Many people around the world use Google Sheets to complete a range of different tasks for personal and official use. Over the years, Sheets has become an all-in-one data analysis tool that can easily handle all sorts of requests. With increased workloads and having to deal with large datasets, there was a need for an import function that could scrap the required data from external sources. This is where IMPORTXML comes in.
In the following article, we will show you how it can be used for collecting data in different scenarios. Once you start applying it frequently, populating a Google Sheets file with concerned particulars becomes much easier. The IMPORTXML function ends up saving a considerable amount of time and effort. It becomes even more apparent if you need to handle large spreadsheets regularly. Not sure about whether to go with Excel or Sheets? Please read our detailed comparison, which goes through everything you need to know.
What is XML and HTML?
The IMPORTXML function is developed to import data present on the web into your spreadsheet. To properly use the function’s arguments, you need to understand the basics of XML and HTML. As some of you would already know, HTML is the programming language that serves as a building block for most content you see through your web browser. The basic format of HTML works by enclosing an online element inside two tags. The first one marks the starting point of that element, whereas the second defines the end. Anything contained within these tags is formatted, displayed, and treated in a specific manner.

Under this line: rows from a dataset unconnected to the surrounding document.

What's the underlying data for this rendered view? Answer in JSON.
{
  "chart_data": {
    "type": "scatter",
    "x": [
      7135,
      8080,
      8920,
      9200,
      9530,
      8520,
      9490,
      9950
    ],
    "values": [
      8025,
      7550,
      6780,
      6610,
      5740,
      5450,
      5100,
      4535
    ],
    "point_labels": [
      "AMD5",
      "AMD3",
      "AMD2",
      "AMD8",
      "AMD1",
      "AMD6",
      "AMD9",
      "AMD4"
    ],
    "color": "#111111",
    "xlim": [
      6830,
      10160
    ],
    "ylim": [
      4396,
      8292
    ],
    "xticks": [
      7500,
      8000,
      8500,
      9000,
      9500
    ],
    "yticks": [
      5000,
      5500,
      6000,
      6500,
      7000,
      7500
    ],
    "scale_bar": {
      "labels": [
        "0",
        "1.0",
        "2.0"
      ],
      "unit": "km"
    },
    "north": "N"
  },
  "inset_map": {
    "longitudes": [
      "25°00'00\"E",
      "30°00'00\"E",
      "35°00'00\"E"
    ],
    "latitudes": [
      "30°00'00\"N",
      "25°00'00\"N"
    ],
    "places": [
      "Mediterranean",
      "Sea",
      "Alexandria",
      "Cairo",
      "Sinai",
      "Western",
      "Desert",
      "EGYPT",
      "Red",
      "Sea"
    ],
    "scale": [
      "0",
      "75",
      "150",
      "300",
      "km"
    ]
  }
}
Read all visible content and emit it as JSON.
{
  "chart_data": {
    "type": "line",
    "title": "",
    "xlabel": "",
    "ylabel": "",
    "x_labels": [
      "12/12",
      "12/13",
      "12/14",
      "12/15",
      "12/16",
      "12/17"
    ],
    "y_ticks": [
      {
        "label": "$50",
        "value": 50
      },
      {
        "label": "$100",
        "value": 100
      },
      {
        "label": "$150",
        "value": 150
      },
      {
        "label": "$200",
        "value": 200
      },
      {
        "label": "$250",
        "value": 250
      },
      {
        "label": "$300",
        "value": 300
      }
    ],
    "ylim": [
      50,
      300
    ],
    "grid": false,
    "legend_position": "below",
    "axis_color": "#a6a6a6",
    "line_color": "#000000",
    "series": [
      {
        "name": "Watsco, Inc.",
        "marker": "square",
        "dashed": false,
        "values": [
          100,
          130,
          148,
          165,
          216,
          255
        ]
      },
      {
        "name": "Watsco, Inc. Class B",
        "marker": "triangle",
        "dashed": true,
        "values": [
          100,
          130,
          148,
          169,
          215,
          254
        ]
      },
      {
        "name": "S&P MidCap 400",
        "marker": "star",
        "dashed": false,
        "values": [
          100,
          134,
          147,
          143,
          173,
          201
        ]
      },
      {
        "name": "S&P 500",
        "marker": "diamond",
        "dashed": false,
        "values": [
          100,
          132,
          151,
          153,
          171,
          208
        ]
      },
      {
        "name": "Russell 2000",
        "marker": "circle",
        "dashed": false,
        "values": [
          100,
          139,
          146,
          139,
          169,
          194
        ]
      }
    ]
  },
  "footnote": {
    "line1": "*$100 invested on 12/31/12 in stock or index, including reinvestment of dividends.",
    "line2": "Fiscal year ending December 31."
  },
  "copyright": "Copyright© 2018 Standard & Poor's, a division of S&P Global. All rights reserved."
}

XML stands for Extensible Markup Language. It works similarly to HTML and is responsible for designing different datasets within a webpage. XML can also handle arbitrary data, which turns out to be a pretty helpful feature when you are importing the data into Google Sheets. The IMPORTXML function sends a carefully curated request to a page’s XML and tries to extract a particular dataset from that vast assortment. In simple terms, what this means is that IMPORTXML can add links, emails, lists, and other definite types of elements from any webpage.
We can direct this function to only look for a particular type of HTML tag. That way, it will automatically ignore all other tags and target those specified in the function call. Both XML and HTML were developed to make it easy for developers, data scrapers, and text miners to get unrestricted access to online content. Some sites may add on external layers, which limit this functionality. However, in most cases, you will be able to implement IMPORTXML without any issues whatsoever. In the subsequent sections, we listed step-by-step methods for carrying out different tasks with IMPORTXML in Google Sheets.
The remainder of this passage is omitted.